The Brexit vote, stamp duty raises and the tax changes coming for buy to let landlords have all contributed to a challenging year. “A lot of things have piled on this year, which is making it difficult to see what is having an effect and what is noise,” says Thomas (pictured).
It’s a year which has refocused LendInvest on its key product range in bridging, auction and development finance. In June, it stopped second charge lending in the aftermath of Brexit and its articulated plan of launching into buy to let by the end of 2016 has been pushed back.
“Second charge has never been a big part of what we’ve done. There used to be a bit of a difference in rate between first charge and second charge but that’s less the case now,” says Thomas. He adds that second charge could be a distraction when “there is plenty of business in the first charge market”.
However, he says this is an interesting space for the future, as the team is now better set up for smaller second charge loan sizes and could launch products there again.
Buy to let is also some way off. “It has been an interesting year and with everything that has happened we aren’t rushing to get a buy-to-let product out the door,” says Thomas. He sees the increase in stamp duty for BTL landlords as a significant factor in dampening market enthusiasm.
“Hopefully in future we can expand into buy to let and different parts of that sector as well, but we’ve been trying to grow our core market,” he adds.
The market environment may be turbulent, but that’s not to say it has been a bad year. In March, venture capital firm Atomico invested £17m in the business, following the £22m invested by Chinese tech company Beijing Kunlun Tech in 2015.
LendInvest’s funding mix is now roughly a third from the online lending platform, a third from its own funds and the balance from institutional investors and banks.
Current assets under management total £279, with £92m of that from funds, £108m from the online platform and £79m funding lines. It is this final segment that is growing, says Thomas. In April it secured a dedicated funding line from Macquarie, initially adding £40m and taking institutional investment to £230m.
“We’re looking to do twice as much business next year as this year,” he says. “We have put a lot of the infrastructure in place over the last 12 months to be able to handle more business, and the distribution strategy to make sure we are reaching out to the brokers that are doing the kind of business we want.”
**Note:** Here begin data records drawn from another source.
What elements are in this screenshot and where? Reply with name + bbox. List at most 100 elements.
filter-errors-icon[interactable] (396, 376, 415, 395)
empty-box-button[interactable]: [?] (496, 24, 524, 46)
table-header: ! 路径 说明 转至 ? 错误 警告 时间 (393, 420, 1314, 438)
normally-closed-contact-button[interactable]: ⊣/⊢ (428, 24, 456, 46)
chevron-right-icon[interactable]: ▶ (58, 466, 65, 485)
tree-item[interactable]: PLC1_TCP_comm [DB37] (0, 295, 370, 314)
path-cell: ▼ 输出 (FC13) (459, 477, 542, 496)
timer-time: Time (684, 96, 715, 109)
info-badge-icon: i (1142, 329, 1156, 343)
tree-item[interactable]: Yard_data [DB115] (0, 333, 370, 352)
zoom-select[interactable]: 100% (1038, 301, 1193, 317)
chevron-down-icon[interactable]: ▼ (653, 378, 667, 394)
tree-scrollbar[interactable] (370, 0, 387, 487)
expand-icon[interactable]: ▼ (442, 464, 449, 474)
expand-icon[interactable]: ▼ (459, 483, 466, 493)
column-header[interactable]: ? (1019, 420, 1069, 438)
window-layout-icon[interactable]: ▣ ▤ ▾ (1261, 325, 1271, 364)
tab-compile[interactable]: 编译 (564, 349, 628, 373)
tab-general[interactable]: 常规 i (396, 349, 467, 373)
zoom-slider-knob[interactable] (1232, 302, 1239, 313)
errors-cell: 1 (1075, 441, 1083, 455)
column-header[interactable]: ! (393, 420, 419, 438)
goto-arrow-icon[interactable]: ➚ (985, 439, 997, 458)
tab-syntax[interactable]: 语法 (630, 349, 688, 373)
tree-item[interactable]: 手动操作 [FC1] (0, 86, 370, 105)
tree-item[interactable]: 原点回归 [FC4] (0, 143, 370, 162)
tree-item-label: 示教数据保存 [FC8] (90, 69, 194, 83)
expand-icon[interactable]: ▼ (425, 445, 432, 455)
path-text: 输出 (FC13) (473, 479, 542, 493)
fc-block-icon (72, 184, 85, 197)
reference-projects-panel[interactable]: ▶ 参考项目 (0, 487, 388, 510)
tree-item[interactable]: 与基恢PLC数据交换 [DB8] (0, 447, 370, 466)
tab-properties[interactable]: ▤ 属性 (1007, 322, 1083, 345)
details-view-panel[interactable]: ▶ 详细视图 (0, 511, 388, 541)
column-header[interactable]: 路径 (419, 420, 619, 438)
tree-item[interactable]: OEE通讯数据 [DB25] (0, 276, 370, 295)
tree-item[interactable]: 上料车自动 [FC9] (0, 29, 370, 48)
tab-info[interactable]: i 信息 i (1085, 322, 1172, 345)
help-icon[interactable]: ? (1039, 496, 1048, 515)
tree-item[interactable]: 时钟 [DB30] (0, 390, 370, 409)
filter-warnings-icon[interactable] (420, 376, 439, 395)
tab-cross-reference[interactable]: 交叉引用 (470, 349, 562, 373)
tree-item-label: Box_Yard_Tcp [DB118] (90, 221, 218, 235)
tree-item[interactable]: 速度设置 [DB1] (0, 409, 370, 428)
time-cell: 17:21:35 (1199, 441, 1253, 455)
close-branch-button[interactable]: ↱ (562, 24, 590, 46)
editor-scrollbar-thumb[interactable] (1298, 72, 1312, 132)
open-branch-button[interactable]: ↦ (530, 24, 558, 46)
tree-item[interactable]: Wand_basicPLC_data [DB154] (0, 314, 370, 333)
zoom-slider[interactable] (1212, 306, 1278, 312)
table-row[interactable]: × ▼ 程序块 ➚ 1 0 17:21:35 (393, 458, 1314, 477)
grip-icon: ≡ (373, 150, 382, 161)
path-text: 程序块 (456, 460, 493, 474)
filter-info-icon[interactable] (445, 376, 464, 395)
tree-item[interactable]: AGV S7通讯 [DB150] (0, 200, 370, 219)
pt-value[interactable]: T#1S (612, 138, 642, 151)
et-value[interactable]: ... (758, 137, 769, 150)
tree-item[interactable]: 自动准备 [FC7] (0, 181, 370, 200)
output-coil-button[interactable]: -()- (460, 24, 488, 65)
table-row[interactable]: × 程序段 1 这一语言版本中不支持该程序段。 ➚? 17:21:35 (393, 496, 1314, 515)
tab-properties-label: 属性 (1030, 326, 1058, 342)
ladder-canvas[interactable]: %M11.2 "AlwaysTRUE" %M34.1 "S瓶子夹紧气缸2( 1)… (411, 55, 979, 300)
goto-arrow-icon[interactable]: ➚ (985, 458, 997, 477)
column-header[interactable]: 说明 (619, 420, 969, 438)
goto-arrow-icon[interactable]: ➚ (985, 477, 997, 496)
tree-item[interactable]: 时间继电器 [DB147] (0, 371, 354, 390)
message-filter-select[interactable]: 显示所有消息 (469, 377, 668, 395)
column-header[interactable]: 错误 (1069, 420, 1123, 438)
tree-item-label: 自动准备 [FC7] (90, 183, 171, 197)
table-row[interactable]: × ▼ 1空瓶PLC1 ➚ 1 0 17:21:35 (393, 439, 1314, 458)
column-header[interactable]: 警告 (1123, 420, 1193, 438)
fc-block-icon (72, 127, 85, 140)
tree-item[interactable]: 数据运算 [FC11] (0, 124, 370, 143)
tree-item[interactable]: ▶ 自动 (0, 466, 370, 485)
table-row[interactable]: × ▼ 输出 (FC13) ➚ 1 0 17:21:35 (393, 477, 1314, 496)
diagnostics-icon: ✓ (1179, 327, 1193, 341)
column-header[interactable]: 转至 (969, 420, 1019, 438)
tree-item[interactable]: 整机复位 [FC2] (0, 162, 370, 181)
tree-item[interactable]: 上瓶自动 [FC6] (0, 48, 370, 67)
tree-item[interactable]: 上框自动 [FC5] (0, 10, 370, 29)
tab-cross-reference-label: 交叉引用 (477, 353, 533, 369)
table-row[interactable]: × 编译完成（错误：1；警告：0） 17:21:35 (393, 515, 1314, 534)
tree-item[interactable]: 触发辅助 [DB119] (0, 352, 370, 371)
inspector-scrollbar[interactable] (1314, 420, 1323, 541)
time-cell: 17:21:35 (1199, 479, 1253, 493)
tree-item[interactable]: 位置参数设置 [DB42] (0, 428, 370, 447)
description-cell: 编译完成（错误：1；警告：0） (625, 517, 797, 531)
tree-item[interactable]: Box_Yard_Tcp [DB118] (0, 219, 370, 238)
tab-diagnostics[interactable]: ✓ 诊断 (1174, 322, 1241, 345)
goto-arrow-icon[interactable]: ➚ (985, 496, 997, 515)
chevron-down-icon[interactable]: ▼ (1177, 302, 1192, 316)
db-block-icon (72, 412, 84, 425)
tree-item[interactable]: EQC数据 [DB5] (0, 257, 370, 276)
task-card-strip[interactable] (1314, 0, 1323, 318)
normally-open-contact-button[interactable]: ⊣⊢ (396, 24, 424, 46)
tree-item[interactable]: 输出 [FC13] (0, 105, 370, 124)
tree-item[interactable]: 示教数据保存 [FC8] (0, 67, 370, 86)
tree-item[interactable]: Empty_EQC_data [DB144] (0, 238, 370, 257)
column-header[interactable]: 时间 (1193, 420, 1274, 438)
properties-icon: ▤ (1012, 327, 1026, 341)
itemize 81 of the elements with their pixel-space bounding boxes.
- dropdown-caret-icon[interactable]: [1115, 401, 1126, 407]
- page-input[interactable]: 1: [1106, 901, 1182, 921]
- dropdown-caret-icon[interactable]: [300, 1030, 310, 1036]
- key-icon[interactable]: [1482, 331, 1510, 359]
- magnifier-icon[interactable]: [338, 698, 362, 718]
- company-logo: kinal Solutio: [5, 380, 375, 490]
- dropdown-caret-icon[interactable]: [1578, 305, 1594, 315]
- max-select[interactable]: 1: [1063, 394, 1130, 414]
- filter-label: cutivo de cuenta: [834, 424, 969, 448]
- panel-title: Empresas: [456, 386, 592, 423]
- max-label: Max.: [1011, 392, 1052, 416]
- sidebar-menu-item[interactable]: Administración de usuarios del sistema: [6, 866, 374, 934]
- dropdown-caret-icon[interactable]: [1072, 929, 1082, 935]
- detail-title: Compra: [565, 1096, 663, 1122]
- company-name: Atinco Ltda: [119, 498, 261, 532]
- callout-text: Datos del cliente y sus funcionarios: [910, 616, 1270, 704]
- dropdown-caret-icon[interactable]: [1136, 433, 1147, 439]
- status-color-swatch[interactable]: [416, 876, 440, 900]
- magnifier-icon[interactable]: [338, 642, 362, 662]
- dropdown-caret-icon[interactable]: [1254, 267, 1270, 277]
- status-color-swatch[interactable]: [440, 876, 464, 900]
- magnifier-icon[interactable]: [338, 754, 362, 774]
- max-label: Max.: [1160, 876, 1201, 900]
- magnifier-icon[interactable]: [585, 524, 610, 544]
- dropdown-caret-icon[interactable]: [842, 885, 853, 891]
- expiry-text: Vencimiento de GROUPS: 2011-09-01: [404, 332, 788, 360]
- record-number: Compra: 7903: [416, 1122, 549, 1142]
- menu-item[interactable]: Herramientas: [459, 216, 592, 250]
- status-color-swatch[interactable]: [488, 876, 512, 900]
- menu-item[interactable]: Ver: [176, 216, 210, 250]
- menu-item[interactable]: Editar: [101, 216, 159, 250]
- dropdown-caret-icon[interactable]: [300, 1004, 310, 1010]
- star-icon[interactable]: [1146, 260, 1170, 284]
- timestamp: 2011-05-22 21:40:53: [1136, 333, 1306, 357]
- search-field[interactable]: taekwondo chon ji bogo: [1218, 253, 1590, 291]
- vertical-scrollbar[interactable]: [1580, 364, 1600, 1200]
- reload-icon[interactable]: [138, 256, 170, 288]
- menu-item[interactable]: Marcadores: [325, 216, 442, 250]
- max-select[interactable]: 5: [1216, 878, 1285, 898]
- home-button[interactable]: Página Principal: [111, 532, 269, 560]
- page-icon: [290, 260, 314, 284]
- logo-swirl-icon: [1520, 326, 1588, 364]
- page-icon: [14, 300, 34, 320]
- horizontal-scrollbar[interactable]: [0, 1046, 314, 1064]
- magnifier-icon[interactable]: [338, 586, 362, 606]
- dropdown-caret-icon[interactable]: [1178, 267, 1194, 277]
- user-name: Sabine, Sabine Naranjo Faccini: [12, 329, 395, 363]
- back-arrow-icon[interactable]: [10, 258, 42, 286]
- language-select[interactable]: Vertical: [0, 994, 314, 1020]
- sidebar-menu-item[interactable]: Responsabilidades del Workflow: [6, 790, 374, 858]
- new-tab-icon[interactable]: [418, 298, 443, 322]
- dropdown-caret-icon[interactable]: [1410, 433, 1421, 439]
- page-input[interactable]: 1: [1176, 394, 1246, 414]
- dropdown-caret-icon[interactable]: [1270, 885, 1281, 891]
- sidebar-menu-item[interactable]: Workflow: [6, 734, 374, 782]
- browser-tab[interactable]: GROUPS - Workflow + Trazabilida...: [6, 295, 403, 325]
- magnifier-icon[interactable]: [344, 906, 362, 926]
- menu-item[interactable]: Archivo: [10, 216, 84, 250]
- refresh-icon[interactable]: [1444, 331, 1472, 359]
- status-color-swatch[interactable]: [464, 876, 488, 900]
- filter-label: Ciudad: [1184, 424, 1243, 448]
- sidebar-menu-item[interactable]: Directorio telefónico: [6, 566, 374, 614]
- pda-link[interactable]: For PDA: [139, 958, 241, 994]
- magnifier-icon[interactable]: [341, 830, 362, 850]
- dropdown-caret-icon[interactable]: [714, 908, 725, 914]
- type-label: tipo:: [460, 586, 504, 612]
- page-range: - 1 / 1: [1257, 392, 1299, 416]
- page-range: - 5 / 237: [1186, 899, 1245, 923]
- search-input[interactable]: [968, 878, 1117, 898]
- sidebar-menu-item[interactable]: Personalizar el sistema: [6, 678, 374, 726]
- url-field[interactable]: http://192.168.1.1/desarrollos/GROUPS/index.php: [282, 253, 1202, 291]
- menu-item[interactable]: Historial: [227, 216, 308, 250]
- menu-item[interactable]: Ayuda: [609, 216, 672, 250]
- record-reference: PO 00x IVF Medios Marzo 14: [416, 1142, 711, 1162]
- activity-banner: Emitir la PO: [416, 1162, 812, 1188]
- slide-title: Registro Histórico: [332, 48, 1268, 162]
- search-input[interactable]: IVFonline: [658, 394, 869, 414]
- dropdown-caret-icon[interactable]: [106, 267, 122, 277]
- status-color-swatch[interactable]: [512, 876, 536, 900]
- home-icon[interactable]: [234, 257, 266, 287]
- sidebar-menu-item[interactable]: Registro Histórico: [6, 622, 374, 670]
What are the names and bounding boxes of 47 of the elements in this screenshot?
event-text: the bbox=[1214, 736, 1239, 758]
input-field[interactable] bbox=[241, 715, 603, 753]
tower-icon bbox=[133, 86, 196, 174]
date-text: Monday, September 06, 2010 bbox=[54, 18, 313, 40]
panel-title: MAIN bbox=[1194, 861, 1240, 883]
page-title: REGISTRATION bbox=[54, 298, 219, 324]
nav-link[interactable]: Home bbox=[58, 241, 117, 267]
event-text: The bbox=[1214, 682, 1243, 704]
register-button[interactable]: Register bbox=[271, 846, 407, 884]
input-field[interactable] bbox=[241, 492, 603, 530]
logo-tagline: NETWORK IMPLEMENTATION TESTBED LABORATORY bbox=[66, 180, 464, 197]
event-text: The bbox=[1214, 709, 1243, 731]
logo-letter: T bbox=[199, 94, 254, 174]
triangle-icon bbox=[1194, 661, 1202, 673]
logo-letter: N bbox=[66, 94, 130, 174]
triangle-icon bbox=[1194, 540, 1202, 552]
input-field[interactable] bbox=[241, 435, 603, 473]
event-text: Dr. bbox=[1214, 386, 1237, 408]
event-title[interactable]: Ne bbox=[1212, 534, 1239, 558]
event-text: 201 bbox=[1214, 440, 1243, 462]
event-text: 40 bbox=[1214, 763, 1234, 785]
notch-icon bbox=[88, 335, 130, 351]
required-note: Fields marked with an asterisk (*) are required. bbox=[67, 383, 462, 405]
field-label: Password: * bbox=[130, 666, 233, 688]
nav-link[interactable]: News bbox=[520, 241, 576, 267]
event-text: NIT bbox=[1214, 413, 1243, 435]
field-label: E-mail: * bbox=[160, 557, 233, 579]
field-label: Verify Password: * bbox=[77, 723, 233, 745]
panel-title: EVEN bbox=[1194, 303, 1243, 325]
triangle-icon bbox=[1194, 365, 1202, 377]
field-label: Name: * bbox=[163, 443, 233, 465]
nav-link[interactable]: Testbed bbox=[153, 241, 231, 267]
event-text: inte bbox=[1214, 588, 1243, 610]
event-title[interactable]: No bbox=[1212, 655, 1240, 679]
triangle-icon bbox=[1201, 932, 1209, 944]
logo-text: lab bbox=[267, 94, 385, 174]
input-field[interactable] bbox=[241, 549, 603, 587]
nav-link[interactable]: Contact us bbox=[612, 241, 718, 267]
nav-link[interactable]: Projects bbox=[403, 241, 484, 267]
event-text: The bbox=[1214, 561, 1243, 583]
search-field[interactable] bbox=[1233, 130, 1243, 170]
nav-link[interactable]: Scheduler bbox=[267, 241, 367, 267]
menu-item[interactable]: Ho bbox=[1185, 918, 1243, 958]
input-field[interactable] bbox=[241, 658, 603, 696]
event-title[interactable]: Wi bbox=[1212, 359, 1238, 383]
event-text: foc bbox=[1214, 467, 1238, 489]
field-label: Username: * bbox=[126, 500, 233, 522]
Instead of pushing into new product types, LendInvest is taking the existing range into new markets, hiring business development managers in the North and Scotland, and lowering its minimum loan level to £75,000 from £100,000 to take account of lower prices outside its traditional heartland of London and the South East.
The expansion of personnel outside the South East is a trend Thomas says will continue, with the regions offering good development opportunities and higher margins.
“Historically investors have liked the South East because of the liquidity of the market but I think that’s less the case now. Liquidity has improved in the regions,” he says. The short term nature of LendInvest’s loans means it can also adapt quickly to changing market conditions.
2016 has also seen LendInvest launch a development exit proposition, alongside the other bridging niches such as auction finance and refurbishment. “We see the benefit of being specific about deal types that we like. It is helpful to brokers because they can understand better what to send us,” explains Thomas.
Currently the split of business is 80% bridging and 20% development, but he says that will change over time. The loans are also “cleaner” than when LendInvest started, as the lower cost of funding allows it to compete at a different level.
If BTL is some way off then LendInvest’s ultimate aim of moving into home loans is a distant development. “You have to have a really differentiated and competitive product that will mean a cost of capital closer to the high street which isn’t where we are at the moment,” he says.
The pursuit of steady growth remains key for a business that is playing the long game.